Dogs and muddy roads are the worst hazards. Country folk need dogs for security, to announce the arrival of strangers like me, or escapees from the Prince Albert Penitentiary, or coyotes come to bother the chickens. Only once did I stay in the car for fear of dogs; mostly they were big, fluffy brutes that wagged their tails and beckoned me to alight and scratch behind their ears. A few times I feared that I’d be licked to death, but mostly they lay on the front porches and observed me with mild interest.

The countryside around Rosthern has changed. I’m sure well over half of the occupied homes are now acreages, with dilapidated outbuildings in many cases and tenants who are either retired farm couples renting their land to someone else or people employed in town who have acquired a place in the country because they love the rural scene. I visited only a handful of farms where domestic animals were still kept. In fact, I found few people home during the day because they were at places of employment in Rosthern, Prince Albert or Saskatoon.

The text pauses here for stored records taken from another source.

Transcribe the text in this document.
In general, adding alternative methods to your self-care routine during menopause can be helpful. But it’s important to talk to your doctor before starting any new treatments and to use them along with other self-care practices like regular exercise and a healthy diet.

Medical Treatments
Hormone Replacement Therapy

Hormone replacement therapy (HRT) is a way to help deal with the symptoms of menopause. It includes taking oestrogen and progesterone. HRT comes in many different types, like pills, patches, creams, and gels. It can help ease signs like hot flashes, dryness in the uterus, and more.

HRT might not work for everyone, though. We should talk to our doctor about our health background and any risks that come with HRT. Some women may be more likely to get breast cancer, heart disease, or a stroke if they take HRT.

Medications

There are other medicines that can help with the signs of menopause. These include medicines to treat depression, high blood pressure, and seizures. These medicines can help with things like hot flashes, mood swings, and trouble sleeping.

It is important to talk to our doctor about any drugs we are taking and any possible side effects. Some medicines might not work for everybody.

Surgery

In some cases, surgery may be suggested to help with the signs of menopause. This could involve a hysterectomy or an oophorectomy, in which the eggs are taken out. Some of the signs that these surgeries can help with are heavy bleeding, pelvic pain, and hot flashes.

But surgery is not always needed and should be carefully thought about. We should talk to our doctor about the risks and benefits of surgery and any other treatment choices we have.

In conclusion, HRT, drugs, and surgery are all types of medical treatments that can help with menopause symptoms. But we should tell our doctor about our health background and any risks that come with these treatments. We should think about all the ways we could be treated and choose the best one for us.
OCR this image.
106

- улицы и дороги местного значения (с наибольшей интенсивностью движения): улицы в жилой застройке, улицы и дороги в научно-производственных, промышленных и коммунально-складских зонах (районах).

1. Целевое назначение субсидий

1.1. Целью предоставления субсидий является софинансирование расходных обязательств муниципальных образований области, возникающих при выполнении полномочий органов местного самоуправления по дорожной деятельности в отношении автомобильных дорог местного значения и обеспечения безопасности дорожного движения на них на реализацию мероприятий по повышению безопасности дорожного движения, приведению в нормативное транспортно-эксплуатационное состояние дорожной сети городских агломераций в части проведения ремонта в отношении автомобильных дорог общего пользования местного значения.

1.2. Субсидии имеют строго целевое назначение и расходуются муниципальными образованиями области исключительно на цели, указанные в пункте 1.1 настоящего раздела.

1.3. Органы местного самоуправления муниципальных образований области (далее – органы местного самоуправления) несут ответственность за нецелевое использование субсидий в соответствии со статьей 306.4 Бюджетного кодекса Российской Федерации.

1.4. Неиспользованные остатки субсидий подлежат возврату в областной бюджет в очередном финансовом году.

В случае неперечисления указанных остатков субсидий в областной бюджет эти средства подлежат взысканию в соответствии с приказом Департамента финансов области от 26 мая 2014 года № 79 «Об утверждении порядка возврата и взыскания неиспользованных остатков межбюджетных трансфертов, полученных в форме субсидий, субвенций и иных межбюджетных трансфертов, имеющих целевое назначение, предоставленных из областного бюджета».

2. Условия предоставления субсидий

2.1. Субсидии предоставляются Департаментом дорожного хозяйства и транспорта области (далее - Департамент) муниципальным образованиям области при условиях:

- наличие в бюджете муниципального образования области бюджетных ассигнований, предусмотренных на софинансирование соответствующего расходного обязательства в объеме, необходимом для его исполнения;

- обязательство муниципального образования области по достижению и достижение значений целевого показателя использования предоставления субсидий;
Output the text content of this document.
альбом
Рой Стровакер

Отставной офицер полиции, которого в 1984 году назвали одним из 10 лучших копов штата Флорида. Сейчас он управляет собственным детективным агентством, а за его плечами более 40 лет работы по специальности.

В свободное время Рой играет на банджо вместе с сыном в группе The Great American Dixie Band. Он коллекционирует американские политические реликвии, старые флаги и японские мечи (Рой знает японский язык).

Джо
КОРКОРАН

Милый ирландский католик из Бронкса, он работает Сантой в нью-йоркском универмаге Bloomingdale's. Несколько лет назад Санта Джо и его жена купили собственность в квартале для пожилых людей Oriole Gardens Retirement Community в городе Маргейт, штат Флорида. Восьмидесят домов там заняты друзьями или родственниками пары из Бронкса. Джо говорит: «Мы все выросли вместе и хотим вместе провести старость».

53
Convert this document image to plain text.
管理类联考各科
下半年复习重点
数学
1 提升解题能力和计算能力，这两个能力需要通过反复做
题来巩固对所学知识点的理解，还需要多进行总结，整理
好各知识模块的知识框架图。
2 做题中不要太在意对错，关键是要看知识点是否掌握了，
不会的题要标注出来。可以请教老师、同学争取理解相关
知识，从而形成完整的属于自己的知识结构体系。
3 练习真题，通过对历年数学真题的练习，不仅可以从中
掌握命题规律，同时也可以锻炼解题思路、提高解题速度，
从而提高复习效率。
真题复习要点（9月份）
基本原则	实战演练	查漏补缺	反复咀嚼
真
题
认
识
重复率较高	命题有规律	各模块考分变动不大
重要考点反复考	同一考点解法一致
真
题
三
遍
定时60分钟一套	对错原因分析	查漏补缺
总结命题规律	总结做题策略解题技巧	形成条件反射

The family farm is apparently on its last legs. I recently visited friends in Blaine Lake who live on a pleasant farmstead where she paints and he does what retired teachers do. They told me that the entire township in which they live is now owned by three corporate farms, and as we drove home, we passed a field where four identical combines were parked in a field, waiting for the weather to clear. The future of rural Saskatchewan is being inexorably reshaped; there will be no going back.

Elections have changed as well. It seems nearly all the campaigning is done with posters and flyers, and messages from the leaders on radio and television. One candidate’s campaign manager phoned me with three requests: would I vote for his candidate, would I consider going door to door for him and would I be prepared to post a campaign sign on my lawn. I said no to the latter two requests, partly because I’m not sure support for this candidate is unanimous in my house.

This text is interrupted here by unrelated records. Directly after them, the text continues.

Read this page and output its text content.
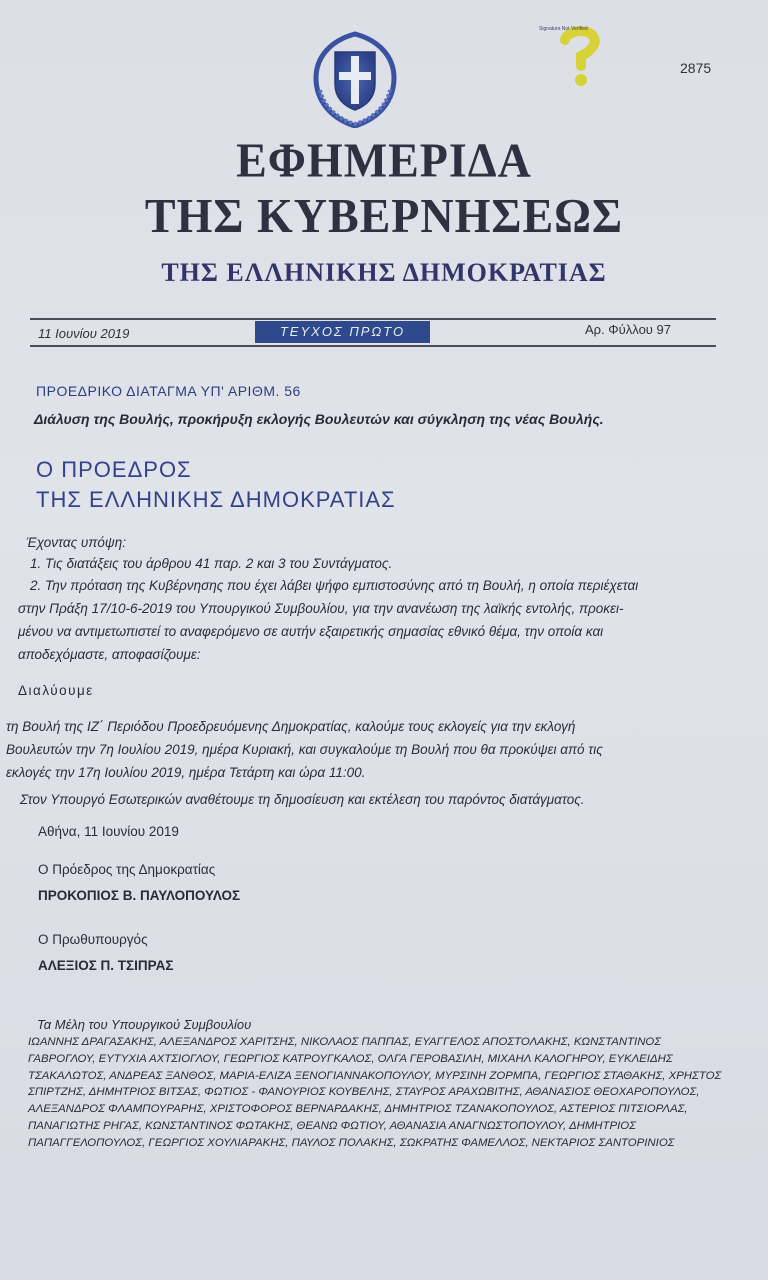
Signature Not Verified
2875
ΕΦΗΜΕΡΙΔΑ
ΤΗΣ ΚΥΒΕΡΝΗΣΕΩΣ
ΤΗΣ ΕΛΛΗΝΙΚΗΣ ΔΗΜΟΚΡΑΤΙΑΣ
11 Ιουνίου 2019	ΤΕΥΧΟΣ ΠΡΩΤΟ	Αρ. Φύλλου 97
ΠΡΟΕΔΡΙΚΟ ΔΙΑΤΑΓΜΑ ΥΠ' ΑΡΙΘΜ. 56
Διάλυση της Βουλής, προκήρυξη εκλογής Βουλευτών και σύγκληση της νέας Βουλής.
Ο ΠΡΟΕΔΡΟΣ
ΤΗΣ ΕΛΛΗΝΙΚΗΣ ΔΗΜΟΚΡΑΤΙΑΣ

Έχοντας υπόψη:

1. Τις διατάξεις του άρθρου 41 παρ. 2 και 3 του Συντάγματος.

2. Την πρόταση της Κυβέρνησης που έχει λάβει ψήφο εμπιστοσύνης από τη Βουλή, η οποία περιέχεται

στην Πράξη 17/10-6-2019 του Υπουργικού Συμβουλίου, για την ανανέωση της λαϊκής εντολής, προκει-

μένου να αντιμετωπιστεί το αναφερόμενο σε αυτήν εξαιρετικής σημασίας εθνικό θέμα, την οποία και

αποδεχόμαστε, αποφασίζουμε:

Διαλύουμε

τη Βουλή της ΙΖ΄ Περιόδου Προεδρευόμενης Δημοκρατίας, καλούμε τους εκλογείς για την εκλογή

Βουλευτών την 7η Ιουλίου 2019, ημέρα Κυριακή, και συγκαλούμε τη Βουλή που θα προκύψει από τις

εκλογές την 17η Ιουλίου 2019, ημέρα Τετάρτη και ώρα 11:00.

Στον Υπουργό Εσωτερικών αναθέτουμε τη δημοσίευση και εκτέλεση του παρόντος διατάγματος.

Αθήνα, 11 Ιουνίου 2019
Ο Πρόεδρος της Δημοκρατίας
ΠΡΟΚΟΠΙΟΣ Β. ΠΑΥΛΟΠΟΥΛΟΣ
Ο Πρωθυπουργός
ΑΛΕΞΙΟΣ Π. ΤΣΙΠΡΑΣ
Τα Μέλη του Υπουργικού Συμβουλίου
ΙΩΑΝΝΗΣ ΔΡΑΓΑΣΑΚΗΣ, ΑΛΕΞΑΝΔΡΟΣ ΧΑΡΙΤΣΗΣ, ΝΙΚΟΛΑΟΣ ΠΑΠΠΑΣ, ΕΥΑΓΓΕΛΟΣ ΑΠΟΣΤΟΛΑΚΗΣ, ΚΩΝΣΤΑΝΤΙΝΟΣ
ΓΑΒΡΟΓΛΟΥ, ΕΥΤΥΧΙΑ ΑΧΤΣΙΟΓΛΟΥ, ΓΕΩΡΓΙΟΣ ΚΑΤΡΟΥΓΚΑΛΟΣ, ΟΛΓΑ ΓΕΡΟΒΑΣΙΛΗ, ΜΙΧΑΗΛ ΚΑΛΟΓΗΡΟΥ, ΕΥΚΛΕΙΔΗΣ
ΤΣΑΚΑΛΩΤΟΣ, ΑΝΔΡΕΑΣ ΞΑΝΘΟΣ, ΜΑΡΙΑ-ΕΛΙΖΑ ΞΕΝΟΓΙΑΝΝΑΚΟΠΟΥΛΟΥ, ΜΥΡΣΙΝΗ ΖΟΡΜΠΑ, ΓΕΩΡΓΙΟΣ ΣΤΑΘΑΚΗΣ, ΧΡΗΣΤΟΣ
ΣΠΙΡΤΖΗΣ, ΔΗΜΗΤΡΙΟΣ ΒΙΤΣΑΣ, ΦΩΤΙΟΣ - ΦΑΝΟΥΡΙΟΣ ΚΟΥΒΕΛΗΣ, ΣΤΑΥΡΟΣ ΑΡΑΧΩΒΙΤΗΣ, ΑΘΑΝΑΣΙΟΣ ΘΕΟΧΑΡΟΠΟΥΛΟΣ,
ΑΛΕΞΑΝΔΡΟΣ ΦΛΑΜΠΟΥΡΑΡΗΣ, ΧΡΙΣΤΟΦΟΡΟΣ ΒΕΡΝΑΡΔΑΚΗΣ, ΔΗΜΗΤΡΙΟΣ ΤΖΑΝΑΚΟΠΟΥΛΟΣ, ΑΣΤΕΡΙΟΣ ΠΙΤΣΙΟΡΛΑΣ,
ΠΑΝΑΓΙΩΤΗΣ ΡΗΓΑΣ, ΚΩΝΣΤΑΝΤΙΝΟΣ ΦΩΤΑΚΗΣ, ΘΕΑΝΩ ΦΩΤΙΟΥ, ΑΘΑΝΑΣΙΑ ΑΝΑΓΝΩΣΤΟΠΟΥΛΟΥ, ΔΗΜΗΤΡΙΟΣ
ΠΑΠΑΓΓΕΛΟΠΟΥΛΟΣ, ΓΕΩΡΓΙΟΣ ΧΟΥΛΙΑΡΑΚΗΣ, ΠΑΥΛΟΣ ΠΟΛΑΚΗΣ, ΣΩΚΡΑΤΗΣ ΦΑΜΕΛΛΟΣ, ΝΕΚΤΑΡΙΟΣ ΣΑΝΤΟΡΙΝΙΟΣ
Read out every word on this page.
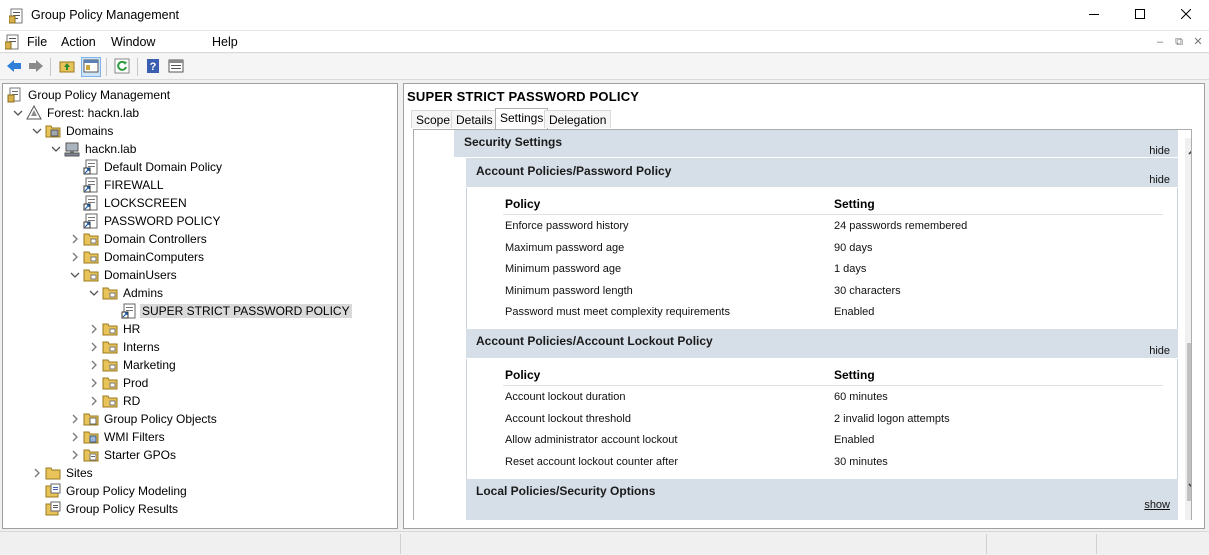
Group Policy Management
File Action Window	Help	–	⧉ ✕
?
Group Policy Management
Forest: hackn.lab
Domains
hackn.lab
Default Domain Policy
FIREWALL
LOCKSCREEN
PASSWORD POLICY
Domain Controllers
DomainComputers
DomainUsers
Admins
SUPER STRICT PASSWORD POLICY
HR
Interns
Marketing
Prod
RD
Group Policy Objects
WMI Filters
Starter GPOs
Sites
Group Policy Modeling
Group Policy Results
SUPER STRICT PASSWORD POLICY
Scope Details Settings Delegation
Security Settings
hide
Account Policies/Password Policy
hide
Policy	Setting
Enforce password history	24 passwords remembered
Maximum password age	90 days
Minimum password age	1 days
Minimum password length	30 characters
Password must meet complexity requirements	Enabled
Account Policies/Account Lockout Policy
hide
Policy	Setting
Account lockout duration	60 minutes
Account lockout threshold	2 invalid logon attempts
Allow administrator account lockout	Enabled
Reset account lockout counter after	30 minutes
Local Policies/Security Options
show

We’re probably going to see a change from the NDP to the Saskatchewan Party this time around. As in much of the west, there’s a decided split between the two major parties around the rural/urban axis, and it looks like there’s too much tiredness in the NDP to inspire their traditional support. The Liberals, I’m afraid, are going to run in the shadows again.

Democracy. One person, one vote. First past the post takes all. I met an elderly lady in the street the other day and we chatted very briefly. She said—with a great deal of conviction, I might add—that it didn’t matter whom we elected; once in office they would be as corrupt as the last guys, and if an honest one should slip through, he’d be driven off the hill in no time! There’s a lot of that kind of cynicism around. It’s obviously not completely earned, but the sentiment is probably strong enough to discourage young people from participating in the process, and like our countryside, our political landscape may be doomed to fall into corporate management hands, characterized by abandoned ideals. A relic. Rickety outbuildings of a barely-remembered past.